Dampen an area of a clean fabric with a little bit of mineral spirits to get items with wax finishes. When the wax finish dulls, you need to totally eliminate the wax and then reapply it to revive its finish. Rub the dampened fabric on the wood at the direction of the grain. Permit the mineral spirits to sit around the wax surface to get a couple of minutes to help soften and loosen dirt and grunge. Remove the dirt and old wax with a clean, soft cloth. Repeat as needed until the wax is gone.
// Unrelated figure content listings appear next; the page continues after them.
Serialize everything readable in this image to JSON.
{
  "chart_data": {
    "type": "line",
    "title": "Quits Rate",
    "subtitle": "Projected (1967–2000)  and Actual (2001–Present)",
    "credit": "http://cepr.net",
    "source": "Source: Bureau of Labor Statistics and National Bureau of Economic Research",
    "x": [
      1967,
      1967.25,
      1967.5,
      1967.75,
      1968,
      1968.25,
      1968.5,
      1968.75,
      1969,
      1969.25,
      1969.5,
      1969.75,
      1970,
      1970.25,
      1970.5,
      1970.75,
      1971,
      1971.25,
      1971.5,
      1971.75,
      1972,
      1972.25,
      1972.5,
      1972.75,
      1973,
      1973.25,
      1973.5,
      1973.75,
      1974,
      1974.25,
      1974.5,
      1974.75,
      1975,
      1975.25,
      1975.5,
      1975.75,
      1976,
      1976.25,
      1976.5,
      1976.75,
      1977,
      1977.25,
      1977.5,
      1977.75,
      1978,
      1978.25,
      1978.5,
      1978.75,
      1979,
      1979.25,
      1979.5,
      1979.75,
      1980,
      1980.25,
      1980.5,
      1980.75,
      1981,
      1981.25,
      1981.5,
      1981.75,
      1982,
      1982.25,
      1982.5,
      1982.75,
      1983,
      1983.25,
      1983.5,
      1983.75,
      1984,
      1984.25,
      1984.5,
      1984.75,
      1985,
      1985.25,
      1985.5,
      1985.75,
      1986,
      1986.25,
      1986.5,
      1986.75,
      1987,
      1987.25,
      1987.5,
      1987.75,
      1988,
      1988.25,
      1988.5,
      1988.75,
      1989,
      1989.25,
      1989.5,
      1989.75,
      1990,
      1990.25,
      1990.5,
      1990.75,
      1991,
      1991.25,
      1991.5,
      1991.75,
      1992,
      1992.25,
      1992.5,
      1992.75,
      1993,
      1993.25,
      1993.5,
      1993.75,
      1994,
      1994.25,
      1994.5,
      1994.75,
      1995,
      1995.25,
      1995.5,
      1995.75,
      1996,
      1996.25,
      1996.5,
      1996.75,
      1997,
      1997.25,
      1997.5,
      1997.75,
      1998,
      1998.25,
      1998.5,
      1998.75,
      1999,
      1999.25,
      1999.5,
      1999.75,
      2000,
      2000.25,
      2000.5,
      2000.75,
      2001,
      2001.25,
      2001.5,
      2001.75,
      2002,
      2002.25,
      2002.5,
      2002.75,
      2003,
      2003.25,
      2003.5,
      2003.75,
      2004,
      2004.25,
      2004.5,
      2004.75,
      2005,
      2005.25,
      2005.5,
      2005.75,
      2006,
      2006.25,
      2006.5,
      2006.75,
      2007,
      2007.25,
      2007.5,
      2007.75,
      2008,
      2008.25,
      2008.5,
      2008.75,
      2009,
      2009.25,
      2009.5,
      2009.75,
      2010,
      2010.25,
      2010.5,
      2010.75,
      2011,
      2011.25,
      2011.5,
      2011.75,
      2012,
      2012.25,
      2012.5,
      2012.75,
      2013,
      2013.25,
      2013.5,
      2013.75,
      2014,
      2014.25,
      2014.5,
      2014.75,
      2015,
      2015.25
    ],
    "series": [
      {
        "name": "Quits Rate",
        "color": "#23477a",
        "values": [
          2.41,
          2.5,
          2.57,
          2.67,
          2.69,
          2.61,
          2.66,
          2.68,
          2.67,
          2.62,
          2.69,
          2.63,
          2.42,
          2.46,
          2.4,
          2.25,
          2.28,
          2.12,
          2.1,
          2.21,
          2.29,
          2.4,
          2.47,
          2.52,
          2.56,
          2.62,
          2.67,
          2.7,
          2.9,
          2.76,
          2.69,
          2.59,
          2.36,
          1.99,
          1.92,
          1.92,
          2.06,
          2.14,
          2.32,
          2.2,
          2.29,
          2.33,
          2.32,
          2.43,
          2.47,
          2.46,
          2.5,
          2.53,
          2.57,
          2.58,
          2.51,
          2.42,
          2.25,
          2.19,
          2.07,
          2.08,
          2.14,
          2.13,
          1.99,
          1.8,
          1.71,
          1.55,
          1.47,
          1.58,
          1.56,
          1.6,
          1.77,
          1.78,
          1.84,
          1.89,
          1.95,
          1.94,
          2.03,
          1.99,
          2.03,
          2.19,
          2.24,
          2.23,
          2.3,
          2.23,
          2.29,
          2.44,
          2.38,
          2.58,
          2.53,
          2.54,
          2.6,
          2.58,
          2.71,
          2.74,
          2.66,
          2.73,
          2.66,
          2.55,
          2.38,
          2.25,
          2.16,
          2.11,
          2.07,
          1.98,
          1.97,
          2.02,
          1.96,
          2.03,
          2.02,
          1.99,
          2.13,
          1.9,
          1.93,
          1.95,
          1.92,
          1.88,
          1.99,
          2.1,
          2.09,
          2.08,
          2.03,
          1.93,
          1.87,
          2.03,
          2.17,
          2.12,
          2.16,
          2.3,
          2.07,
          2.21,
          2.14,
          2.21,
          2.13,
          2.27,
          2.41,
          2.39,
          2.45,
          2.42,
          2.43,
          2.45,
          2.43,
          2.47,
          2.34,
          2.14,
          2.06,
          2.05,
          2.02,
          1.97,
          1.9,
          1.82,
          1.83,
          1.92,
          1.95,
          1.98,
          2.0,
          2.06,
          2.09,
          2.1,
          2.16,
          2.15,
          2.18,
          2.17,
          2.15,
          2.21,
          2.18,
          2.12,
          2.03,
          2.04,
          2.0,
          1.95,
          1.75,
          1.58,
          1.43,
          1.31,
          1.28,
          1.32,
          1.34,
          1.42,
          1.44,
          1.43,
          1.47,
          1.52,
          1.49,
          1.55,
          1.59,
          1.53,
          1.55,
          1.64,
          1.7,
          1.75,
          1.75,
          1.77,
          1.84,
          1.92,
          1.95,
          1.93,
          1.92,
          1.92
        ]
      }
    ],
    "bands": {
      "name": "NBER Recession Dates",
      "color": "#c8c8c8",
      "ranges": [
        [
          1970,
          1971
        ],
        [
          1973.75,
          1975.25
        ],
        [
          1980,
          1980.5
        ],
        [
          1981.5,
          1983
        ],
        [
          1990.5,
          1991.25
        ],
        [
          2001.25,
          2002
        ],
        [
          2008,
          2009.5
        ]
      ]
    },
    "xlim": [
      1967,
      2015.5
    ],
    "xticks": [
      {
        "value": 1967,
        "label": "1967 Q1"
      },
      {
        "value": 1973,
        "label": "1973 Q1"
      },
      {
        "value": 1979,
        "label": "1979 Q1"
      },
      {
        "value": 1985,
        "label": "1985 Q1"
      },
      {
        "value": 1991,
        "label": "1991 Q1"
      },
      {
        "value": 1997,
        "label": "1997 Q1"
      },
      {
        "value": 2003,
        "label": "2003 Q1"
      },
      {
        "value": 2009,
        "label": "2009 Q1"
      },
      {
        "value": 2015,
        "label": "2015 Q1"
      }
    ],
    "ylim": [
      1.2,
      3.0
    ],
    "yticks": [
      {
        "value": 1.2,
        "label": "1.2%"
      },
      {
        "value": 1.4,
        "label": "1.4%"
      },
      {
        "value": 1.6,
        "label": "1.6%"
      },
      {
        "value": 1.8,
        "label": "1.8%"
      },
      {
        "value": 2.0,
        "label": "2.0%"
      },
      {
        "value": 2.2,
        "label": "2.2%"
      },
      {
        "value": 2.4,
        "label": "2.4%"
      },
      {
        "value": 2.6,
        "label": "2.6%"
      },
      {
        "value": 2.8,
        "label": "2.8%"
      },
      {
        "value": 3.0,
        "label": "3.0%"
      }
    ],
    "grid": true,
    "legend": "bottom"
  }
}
Clean the surface of a wood piece covered with a penetrating oil with a little bit of turpentine rubbed into the wood’s surface. Work at the direction of the grain with a piece of steel wool. Thoroughly clean the entire surface of the wood object, paying attention to water-stained or discolored areas. Let it dry.
Recondition a varnish finish by combining 1 part turpentine with 3 parts of boiled linseed oil completely. Employ a dime-sized amount to some piece of steel wool. Wipe the steel wool in the direction of the grain. If this does not have any effect — and it may not because of unique varnishes — include the turpentine and linseed oil mixture to a small jar with a lid. Shake the jar thoroughly before emptying the contents on the surface of a little bowl that contains heated water. Dunk a corner of a clean cloth into the oily mixture atop the water and then apply it into the wood in the direction of the grain, working in small sections. After cleaning, wipe the object with a cloth soaked in warm, clean water and wrung out to get rid of excess moisture. Dry with a clean, soft cloth.
Finish the restoration by applying another coat of lacquer, shellac, varnish or penetrating oil, if needed. You can also apply a coat of beeswax, furniture cream or paste wax as desired or needed. For older varnished pieces, use a furniture polish instead.